17 City Unions Agree to Reopen Contracts

By Erica C. Barnett October 11, 2010

Seventeen of the 19 city unions that make up the Coalition of City Unions, representing about 4,400 city employees have agreed to reopen their contracts with the city, accepting a reduced cost-of-living increase for the next three years. Instead of a guaranteed two-percent annual increase, the unions' annual COLAs will be linked until 2013 to the Consumer Price Index, which translates to a 2011 raise of 0.6 percent.

The two unions that voted against the lower COLAs were the machinists' union and the police dispatchers' guild; those two unions represent about 180 employees.

Flanked by union representatives and five members of the City Council outside his office this afternoon, McGinn said the budget he submitted to the council assumed that all 19 Coalition unions would agree to reduce their cost-of-living adjustments. Had the unions not agreed, he said, "we would have had to come back with an additional round of cuts [and] further reductions in services."

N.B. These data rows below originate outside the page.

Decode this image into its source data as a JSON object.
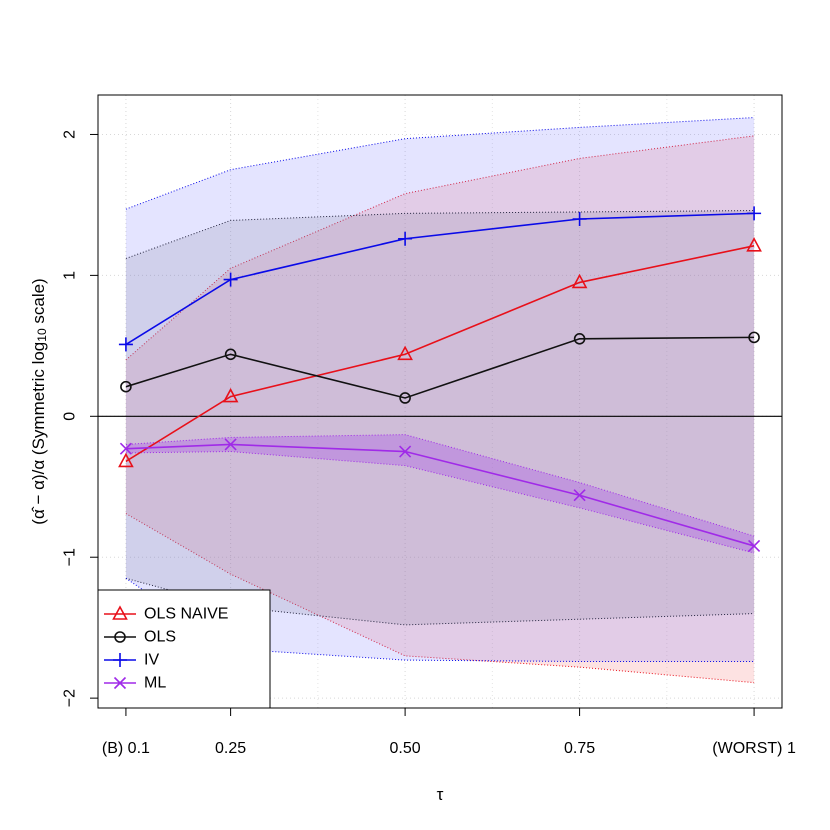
{
  "chart_data": {
    "type": "line",
    "title": "",
    "xlabel": "τ",
    "ylabel": "(α̂ − α)/α (Symmetric log₁₀ scale)",
    "ylabel_parts": {
      "left": "(",
      "alpha_hat": "α̂",
      "mid": " − α)/α (Symmetric log",
      "sub": "10",
      "right": " scale)"
    },
    "x": [
      0.1,
      0.25,
      0.5,
      0.75,
      1
    ],
    "x_tick_labels": [
      "(B) 0.1",
      "0.25",
      "0.50",
      "0.75",
      "(WORST) 1"
    ],
    "y_ticks": [
      -2,
      -1,
      0,
      1,
      2
    ],
    "y_tick_labels": [
      "−2",
      "−1",
      "0",
      "1",
      "2"
    ],
    "xlim": [
      0.06,
      1.04
    ],
    "ylim": [
      -2.07,
      2.28
    ],
    "grid": true,
    "legend_position": "bottom-left",
    "zero_line": true,
    "series": [
      {
        "name": "OLS NAIVE",
        "marker": "triangle",
        "color": "#e8101a",
        "values": [
          -0.32,
          0.14,
          0.44,
          0.95,
          1.21
        ],
        "band_upper": [
          0.4,
          1.05,
          1.58,
          1.83,
          1.99
        ],
        "band_lower": [
          -0.69,
          -1.12,
          -1.7,
          -1.78,
          -1.89
        ],
        "band_fill": "rgba(245,110,110,0.20)"
      },
      {
        "name": "OLS",
        "marker": "circle",
        "color": "#111111",
        "values": [
          0.21,
          0.44,
          0.13,
          0.55,
          0.56
        ],
        "band_upper": [
          1.12,
          1.39,
          1.44,
          1.45,
          1.46
        ],
        "band_lower": [
          -1.15,
          -1.35,
          -1.48,
          -1.44,
          -1.4
        ],
        "band_fill": "rgba(120,120,120,0.18)"
      },
      {
        "name": "IV",
        "marker": "plus",
        "color": "#0a0ae8",
        "values": [
          0.51,
          0.97,
          1.26,
          1.4,
          1.44
        ],
        "band_upper": [
          1.47,
          1.75,
          1.97,
          2.05,
          2.12
        ],
        "band_lower": [
          -1.15,
          -1.65,
          -1.73,
          -1.74,
          -1.74
        ],
        "band_fill": "rgba(120,120,255,0.20)"
      },
      {
        "name": "ML",
        "marker": "x",
        "color": "#a02ae8",
        "values": [
          -0.23,
          -0.2,
          -0.25,
          -0.56,
          -0.92
        ],
        "band_upper": [
          -0.2,
          -0.15,
          -0.13,
          -0.47,
          -0.85
        ],
        "band_lower": [
          -0.26,
          -0.25,
          -0.35,
          -0.65,
          -0.97
        ],
        "band_fill": "rgba(170,90,230,0.38)"
      }
    ]
  }
}
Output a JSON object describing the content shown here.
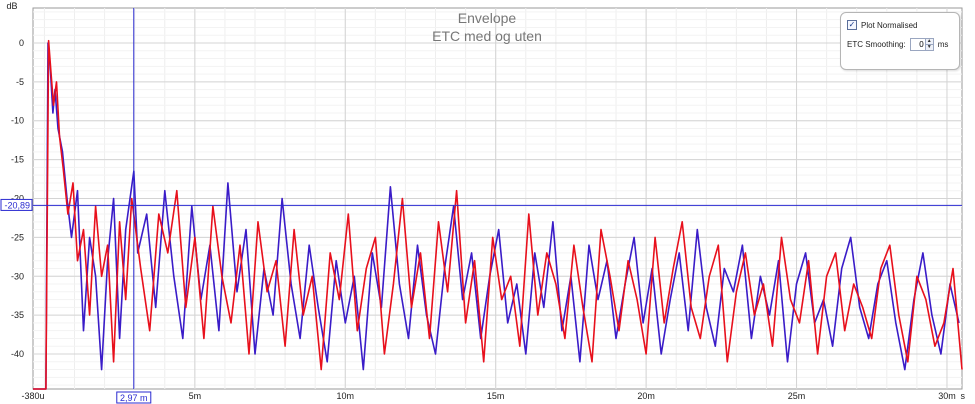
{
  "chart_data": {
    "type": "line",
    "title": "Envelope",
    "subtitle": "ETC med og uten",
    "ylabel": "dB",
    "x_unit": "s",
    "xlim": [
      -0.00038,
      0.0305
    ],
    "ylim": [
      -44.5,
      4.5
    ],
    "x_ticks": [
      {
        "value": -0.00038,
        "label": "-380u"
      },
      {
        "value": 0.005,
        "label": "5m"
      },
      {
        "value": 0.01,
        "label": "10m"
      },
      {
        "value": 0.015,
        "label": "15m"
      },
      {
        "value": 0.02,
        "label": "20m"
      },
      {
        "value": 0.025,
        "label": "25m"
      },
      {
        "value": 0.03,
        "label": "30m"
      }
    ],
    "y_ticks": [
      0,
      -5,
      -10,
      -15,
      -20,
      -25,
      -30,
      -35,
      -40
    ],
    "grid": true,
    "cursor": {
      "x": 0.00297,
      "y": -20.89,
      "x_label": "2,97 m",
      "y_label": "-20,89"
    },
    "series": [
      {
        "color": "#3a1cc8",
        "x": [
          -0.00038,
          5e-05,
          0.00012,
          0.0002,
          0.00028,
          0.00035,
          0.00045,
          0.0006,
          0.00075,
          0.0009,
          0.0011,
          0.0013,
          0.0015,
          0.0017,
          0.0019,
          0.0021,
          0.0023,
          0.0025,
          0.0027,
          0.00297,
          0.0031,
          0.0034,
          0.0037,
          0.004,
          0.0043,
          0.0046,
          0.0049,
          0.0052,
          0.0055,
          0.0058,
          0.0061,
          0.0064,
          0.0067,
          0.007,
          0.0073,
          0.0076,
          0.0079,
          0.0082,
          0.0085,
          0.0088,
          0.0091,
          0.0094,
          0.0097,
          0.01,
          0.0103,
          0.0106,
          0.0109,
          0.0112,
          0.0115,
          0.0118,
          0.0121,
          0.0124,
          0.0127,
          0.013,
          0.0133,
          0.0136,
          0.0139,
          0.0142,
          0.0145,
          0.0148,
          0.0151,
          0.0154,
          0.0157,
          0.016,
          0.0163,
          0.0166,
          0.0169,
          0.0172,
          0.0175,
          0.0178,
          0.0181,
          0.0184,
          0.0187,
          0.019,
          0.0193,
          0.0196,
          0.0199,
          0.0202,
          0.0205,
          0.0208,
          0.0211,
          0.0214,
          0.0217,
          0.022,
          0.0223,
          0.0226,
          0.0229,
          0.0232,
          0.0235,
          0.0238,
          0.0241,
          0.0244,
          0.0247,
          0.025,
          0.0253,
          0.0256,
          0.0259,
          0.0262,
          0.0265,
          0.0268,
          0.0271,
          0.0274,
          0.0277,
          0.028,
          0.0283,
          0.0286,
          0.0289,
          0.0292,
          0.0295,
          0.0298,
          0.0301,
          0.0304
        ],
        "y": [
          -44.5,
          -44.5,
          0.0,
          -3.5,
          -9,
          -6,
          -11,
          -14,
          -20,
          -25,
          -19,
          -37,
          -25,
          -30,
          -42,
          -28,
          -20,
          -38,
          -24,
          -16.5,
          -27,
          -22,
          -34,
          -19,
          -30,
          -38,
          -21,
          -33,
          -26,
          -37,
          -18,
          -32,
          -24,
          -40,
          -29,
          -35,
          -20,
          -31,
          -38,
          -26,
          -34,
          -41,
          -28,
          -36,
          -30,
          -42,
          -27,
          -34,
          -18.5,
          -31,
          -38,
          -26,
          -35,
          -40,
          -29,
          -21,
          -33,
          -27,
          -38,
          -30,
          -24,
          -36,
          -31,
          -40,
          -27,
          -34,
          -23,
          -37,
          -30,
          -41,
          -26,
          -33,
          -28,
          -38,
          -31,
          -25,
          -36,
          -29,
          -40,
          -33,
          -27,
          -37,
          -24,
          -34,
          -39,
          -29,
          -32,
          -26,
          -38,
          -30,
          -35,
          -28,
          -41,
          -31,
          -27,
          -36,
          -33,
          -39,
          -29,
          -25,
          -34,
          -38,
          -31,
          -28,
          -36,
          -42,
          -33,
          -27,
          -35,
          -40,
          -31,
          -36
        ],
        "name": ""
      },
      {
        "color": "#e8101c",
        "x": [
          -0.00038,
          5e-05,
          0.00014,
          0.00022,
          0.0003,
          0.0004,
          0.0005,
          0.00062,
          0.00078,
          0.00095,
          0.0011,
          0.0013,
          0.0015,
          0.0017,
          0.0019,
          0.0021,
          0.0023,
          0.0025,
          0.0027,
          0.0029,
          0.0032,
          0.0035,
          0.0038,
          0.0041,
          0.0044,
          0.0047,
          0.005,
          0.0053,
          0.0056,
          0.0059,
          0.0062,
          0.0065,
          0.0068,
          0.0071,
          0.0074,
          0.0077,
          0.008,
          0.0083,
          0.0086,
          0.0089,
          0.0092,
          0.0095,
          0.0098,
          0.0101,
          0.0104,
          0.0107,
          0.011,
          0.0113,
          0.0116,
          0.0119,
          0.0122,
          0.0125,
          0.0128,
          0.0131,
          0.0134,
          0.0137,
          0.014,
          0.0143,
          0.0146,
          0.0149,
          0.0152,
          0.0155,
          0.0158,
          0.0161,
          0.0164,
          0.0167,
          0.017,
          0.0173,
          0.0176,
          0.0179,
          0.0182,
          0.0185,
          0.0188,
          0.0191,
          0.0194,
          0.0197,
          0.02,
          0.0203,
          0.0206,
          0.0209,
          0.0212,
          0.0215,
          0.0218,
          0.0221,
          0.0224,
          0.0227,
          0.023,
          0.0233,
          0.0236,
          0.0239,
          0.0242,
          0.0245,
          0.0248,
          0.0251,
          0.0254,
          0.0257,
          0.026,
          0.0263,
          0.0266,
          0.0269,
          0.0272,
          0.0275,
          0.0278,
          0.0281,
          0.0284,
          0.0287,
          0.029,
          0.0293,
          0.0296,
          0.0299,
          0.0302,
          0.0305
        ],
        "y": [
          -44.5,
          -44.5,
          0.3,
          -4,
          -8,
          -5,
          -12,
          -16,
          -22,
          -18,
          -28,
          -24,
          -35,
          -21,
          -30,
          -26,
          -41,
          -23,
          -33,
          -20,
          -29,
          -37,
          -22,
          -27,
          -19,
          -34,
          -25,
          -38,
          -21,
          -30,
          -36,
          -26,
          -40,
          -23,
          -32,
          -28,
          -39,
          -24,
          -35,
          -30,
          -42,
          -27,
          -33,
          -22,
          -37,
          -29,
          -25,
          -40,
          -31,
          -20,
          -34,
          -27,
          -38,
          -23,
          -32,
          -19,
          -36,
          -28,
          -41,
          -25,
          -33,
          -30,
          -39,
          -22,
          -35,
          -27,
          -31,
          -38,
          -26,
          -34,
          -41,
          -24,
          -30,
          -37,
          -28,
          -33,
          -40,
          -25,
          -36,
          -29,
          -23,
          -34,
          -38,
          -30,
          -26,
          -41,
          -32,
          -27,
          -35,
          -31,
          -39,
          -25,
          -33,
          -36,
          -28,
          -40,
          -30,
          -27,
          -37,
          -31,
          -34,
          -38,
          -29,
          -26,
          -35,
          -41,
          -30,
          -33,
          -39,
          -36,
          -29,
          -42
        ],
        "name": ""
      }
    ]
  },
  "panel": {
    "plot_normalised_label": "Plot Normalised",
    "plot_normalised_checked": true,
    "etc_smoothing_label": "ETC Smoothing:",
    "etc_smoothing_value": "0",
    "etc_smoothing_unit": "ms"
  },
  "icons": {
    "checkbox": "check-icon",
    "spinner_up": "caret-up-icon",
    "spinner_down": "caret-down-icon"
  }
}
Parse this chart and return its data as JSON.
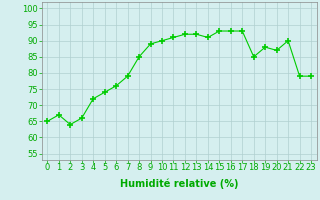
{
  "x": [
    0,
    1,
    2,
    3,
    4,
    5,
    6,
    7,
    8,
    9,
    10,
    11,
    12,
    13,
    14,
    15,
    16,
    17,
    18,
    19,
    20,
    21,
    22,
    23
  ],
  "y": [
    65,
    67,
    64,
    66,
    72,
    74,
    76,
    79,
    85,
    89,
    90,
    91,
    92,
    92,
    91,
    93,
    93,
    93,
    85,
    88,
    87,
    90,
    79,
    79
  ],
  "line_color": "#00cc00",
  "marker": "+",
  "marker_size": 4,
  "background_color": "#d5efef",
  "grid_color": "#b0d0d0",
  "xlabel": "Humidité relative (%)",
  "xlabel_color": "#00aa00",
  "ylabel_ticks": [
    55,
    60,
    65,
    70,
    75,
    80,
    85,
    90,
    95,
    100
  ],
  "xlim": [
    -0.5,
    23.5
  ],
  "ylim": [
    53,
    102
  ],
  "tick_color": "#00aa00",
  "label_fontsize": 7,
  "tick_fontsize": 6,
  "spine_color": "#888888"
}
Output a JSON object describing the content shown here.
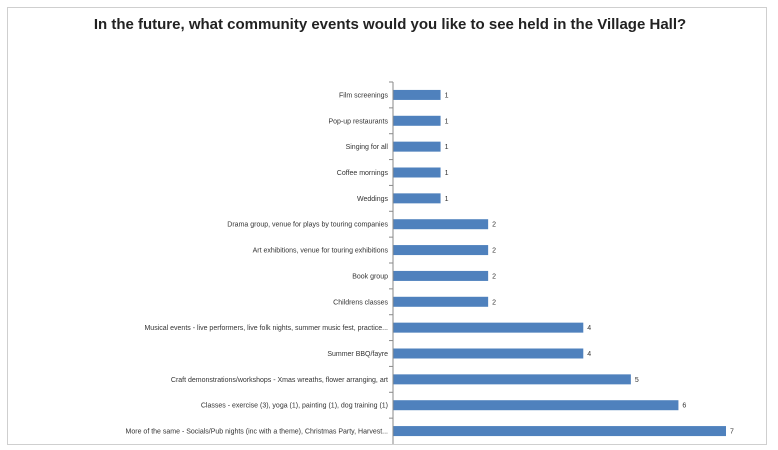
{
  "chart_data": {
    "type": "bar",
    "orientation": "horizontal",
    "title": "In the future, what community events would you like to see held in the Village Hall?",
    "categories": [
      "Film screenings",
      "Pop-up restaurants",
      "Singing for all",
      "Coffee mornings",
      "Weddings",
      "Drama group, venue for plays by touring companies",
      "Art exhibitions, venue for touring exhibitions",
      "Book group",
      "Childrens classes",
      "Musical events - live performers, live folk nights, summer music fest, practice...",
      "Summer BBQ/fayre",
      "Craft demonstrations/workshops - Xmas wreaths, flower arranging, art",
      "Classes - exercise (3), yoga (1), painting (1), dog training (1)",
      "More of the same - Socials/Pub nights (inc with a theme), Christmas Party, Harvest..."
    ],
    "values": [
      1,
      1,
      1,
      1,
      1,
      2,
      2,
      2,
      2,
      4,
      4,
      5,
      6,
      7
    ],
    "xlim": [
      0,
      7
    ],
    "grid": false,
    "legend": "none",
    "bar_color": "#4f81bd"
  }
}
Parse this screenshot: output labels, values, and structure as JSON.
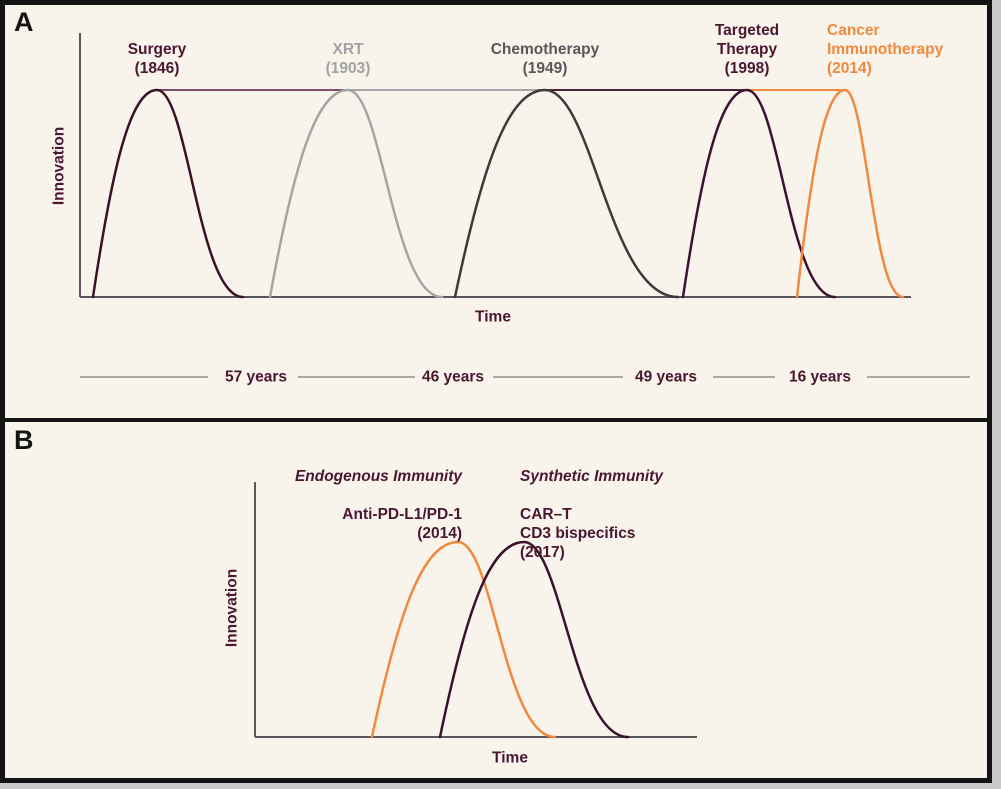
{
  "colors": {
    "background": "#f8f4ec",
    "border": "#141414",
    "text_maroon": "#4a1631",
    "axis": "#58585a",
    "timeline_line": "#8e8e8e"
  },
  "chart_data": [
    {
      "panel": "A",
      "type": "line",
      "xlabel": "Time",
      "ylabel": "Innovation",
      "series": [
        {
          "name": "Surgery",
          "year": "1846",
          "label": "Surgery\n(1846)",
          "curve_color": "#3c1126",
          "label_color": "#4a1631"
        },
        {
          "name": "XRT",
          "year": "1903",
          "label": "XRT\n(1903)",
          "curve_color": "#a5a5a7",
          "label_color": "#a2a2a5"
        },
        {
          "name": "Chemotherapy",
          "year": "1949",
          "label": "Chemotherapy\n(1949)",
          "curve_color": "#3d3a3d",
          "label_color": "#58575a"
        },
        {
          "name": "Targeted Therapy",
          "year": "1998",
          "label": "Targeted\nTherapy\n(1998)",
          "curve_color": "#3d1130",
          "label_color": "#4a1631"
        },
        {
          "name": "Cancer Immunotherapy",
          "year": "2014",
          "label": "Cancer\nImmunotherapy\n(2014)",
          "curve_color": "#f0893d",
          "label_color": "#f0893d"
        }
      ],
      "peak_line_segment_colors": [
        "#7c4e67",
        "#a5a5a7",
        "#472136",
        "#f0893d"
      ],
      "intervals_between_peaks": [
        "57 years",
        "46 years",
        "49 years",
        "16 years"
      ]
    },
    {
      "panel": "B",
      "type": "line",
      "xlabel": "Time",
      "ylabel": "Innovation",
      "series": [
        {
          "name": "Endogenous Immunity",
          "title": "Endogenous Immunity",
          "detail": "Anti-PD-L1/PD-1\n(2014)",
          "year": "2014",
          "curve_color": "#f0893d",
          "label_color": "#4a1631"
        },
        {
          "name": "Synthetic Immunity",
          "title": "Synthetic Immunity",
          "detail": "CAR–T\nCD3 bispecifics\n(2017)",
          "year": "2017",
          "curve_color": "#38122a",
          "label_color": "#4a1631"
        }
      ]
    }
  ]
}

Because two of the 19 Coalition unions didn't agree to lower COLAs, he said, "that probably means [the budget is] out of balance already." That prompted council member Sally Clark, standing to McGinn's left, to crack, "You submitted a budget that's out of balance"---a reference to the fact that McGinn has claimed, to council members' endless irritation, that the councilĀ  passed an unbalanced budget for 2010.

Asked whether the unions had considered accepting a wage freeze, instead of a reduced COLA, McGinn said, "Everything was discussed, and we mutually agreed that the CPI was fair."

McGinn's budget faces additional hurdles. First, it relies heavily on new fees and taxes that many city council members, including some who stood beside him at today's press conference, oppose. McGinn's budget would increase the commercial parking tax an additional five percent; raise utility rates; and hike parking rates as high as $4 an hour downtown.

In response to my question about whether he'd reached an agreement with the council about his controversial revenue proposals, McGinn said, "This is what a budget process is for and I'm not going to presume to speak for them. We've sent down the best budget we can with the information we have. ... Now the council's going to have to do their own balancing. Maybe their values are a little different, or maybe they have the exact same values and they want to express them differently."

However, he couldn't resist adding: "Keeping our streets maintained, public safety, human services---those are core government missions. Providing parking meter rates that are very far below what the private market charges? I don't think that's a core government mission."

McGinn also noted that several ballot initiatives are in play, including liquor privatization and a repeal of the tax on candy, soda, and bottled water, that could take a further cut out of city revenues. In the worst-case scenario, he said, "we might have to find another $4 million" in cuts.